The electric motors are permanent magnet, synchronous, random wound, 4 pole-pair design. The motors have a nominal 214 mm OD rotor and are scalable by length to provide a broad power range. A permanent magnet design was chosen due to its high efficiency. High power density was achieved by directly cooling motor end-turns, stator, rotor magnets and bolted phase lead connections with oil. The resulting power density compared to some commonly available air-cooled industrial motors is shown in Figure 1 [1]. The oil supply to the motor is from the transmission through the motor mounting face, eliminating external hoses or lines and reducing leak points. Cooling oil is routed around the stator OD to the end coil spray rings and non-drive end cover. The non-drive end cover distributes oil to the rotor through an axial feed and radial exit holes in the rotor were designed to minimize centrifugal pumping effects and “flatten” the oil consumption vs rotor speed. A key advancement in cooling was developed which the originators informally called “Spin Spray” (US Patent #11,509,178 B2, represented in Figure 2) [2]. This advancement lowered cooling oil requirements by utilizing the same flow to cool the rotor magnets and the end-coils while keeping oil out of air gap to reduce viscous drag. Oil jets in the bottom of the spray ring were eliminated (bottom end coils were passively cooled by oil from top jets) further reducing oil consumption without compromising power density. Reducing oil consumption was key to minimize impact on the transmission lubrication system, improve efficiency and reduce cost.
Maintaining oil jet velocity under all conditions is also important for cooling to be effective. At low velocities the oil would adhere to the spray ring and not touch the end-coils, which would result in overheating and low winding life as shown in Figure 3 [3].

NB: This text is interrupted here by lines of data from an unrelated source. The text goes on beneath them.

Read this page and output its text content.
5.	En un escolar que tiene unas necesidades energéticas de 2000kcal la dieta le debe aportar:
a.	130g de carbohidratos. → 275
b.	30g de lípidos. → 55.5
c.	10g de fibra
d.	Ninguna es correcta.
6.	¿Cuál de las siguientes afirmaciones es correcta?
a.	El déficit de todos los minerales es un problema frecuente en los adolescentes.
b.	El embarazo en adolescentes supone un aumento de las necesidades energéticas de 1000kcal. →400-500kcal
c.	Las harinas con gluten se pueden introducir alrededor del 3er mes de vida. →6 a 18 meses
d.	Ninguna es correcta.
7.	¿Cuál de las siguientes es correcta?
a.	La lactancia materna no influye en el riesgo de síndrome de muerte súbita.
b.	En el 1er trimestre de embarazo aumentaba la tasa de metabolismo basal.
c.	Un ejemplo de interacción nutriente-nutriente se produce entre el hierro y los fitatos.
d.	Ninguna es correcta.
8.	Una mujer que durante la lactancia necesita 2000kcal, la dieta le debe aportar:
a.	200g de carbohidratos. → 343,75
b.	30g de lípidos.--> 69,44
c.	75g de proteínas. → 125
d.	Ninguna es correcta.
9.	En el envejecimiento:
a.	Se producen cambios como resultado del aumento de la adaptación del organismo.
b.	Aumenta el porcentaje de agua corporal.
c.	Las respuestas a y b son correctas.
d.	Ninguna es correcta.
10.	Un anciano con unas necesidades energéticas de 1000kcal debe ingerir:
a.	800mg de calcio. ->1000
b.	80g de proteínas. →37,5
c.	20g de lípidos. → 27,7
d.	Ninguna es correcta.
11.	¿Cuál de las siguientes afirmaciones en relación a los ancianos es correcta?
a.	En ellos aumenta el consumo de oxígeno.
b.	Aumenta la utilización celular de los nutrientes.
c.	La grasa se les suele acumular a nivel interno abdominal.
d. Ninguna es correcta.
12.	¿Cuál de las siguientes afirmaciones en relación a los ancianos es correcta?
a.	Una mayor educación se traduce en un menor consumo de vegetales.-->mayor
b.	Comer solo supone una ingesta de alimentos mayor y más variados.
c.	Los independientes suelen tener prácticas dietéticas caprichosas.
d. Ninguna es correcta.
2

The Inverter is a solid state, variable frequency drive, cooled by a low temperature water-ethylene glycol circuit (WEG). The inverter uses Insulated Gate Bipolar Transistor semiconductors (IGBT’s) and is designed and manufactured by John Deere. The inverter design is a “dual” inverter concept; where two inverter power stages are packaged into the same housing to improve power density and decrease cost. The electrical components are fully sealed inside a housing to protect them from dust and moisture. Extensive environmental and vibration testing was performed to make sure the electronics are “ruggedized” for offroad applications. The inverter hardware, software and controls were developed internally by John Deere allowing for the implementation of several advanced control and protection schemes that were key in successfully integrating the electric drive system with the tractor. The inverter utilizes a WEG liquid cooled cold plate provided through a dedicated low temperature cooling circuit. Key components in the inverter including the IGBTs and high current bus bars are thermally bonded to the cold plate delivering rated power with coolant temperatures up to 75 °C and achieving the required power density for successful vehicle integration. The temperature delta to ambient of the low temperature radiator is relatively low and maintaining target coolant temperatures in all corner case conditions is challenging. The inverter hardware was designed with overload capability and inverter software control features were implemented to allow the inverter to reliably operate across a wide range of coolant temperature, flow rate, and drivetrain load conditions.
The design and implementation of an electric drive system for off-road applications present unique challenges that require innovative solutions. Through a comprehensive approach to thermal protection and component durability, we have established a foundation for the successful deployment of electric drive systems in demanding off-road environments.
References
[1] “Grainger Industrial Supply,” [Online]. Available: www.grainger.com. [Accessed 26 February 2024].
[2] M. L. Kuhl, C. P. Neumann and R. K. Salamon, “Electric Machine Distributed Cooling System and Method”. United States of America Patent 11,509,178 B2, 22 November 2022.
[3] John Deere Coffeyville Works R&D, “Stator Lube Jet Performance,” JDCW, Coffeyville, 2018.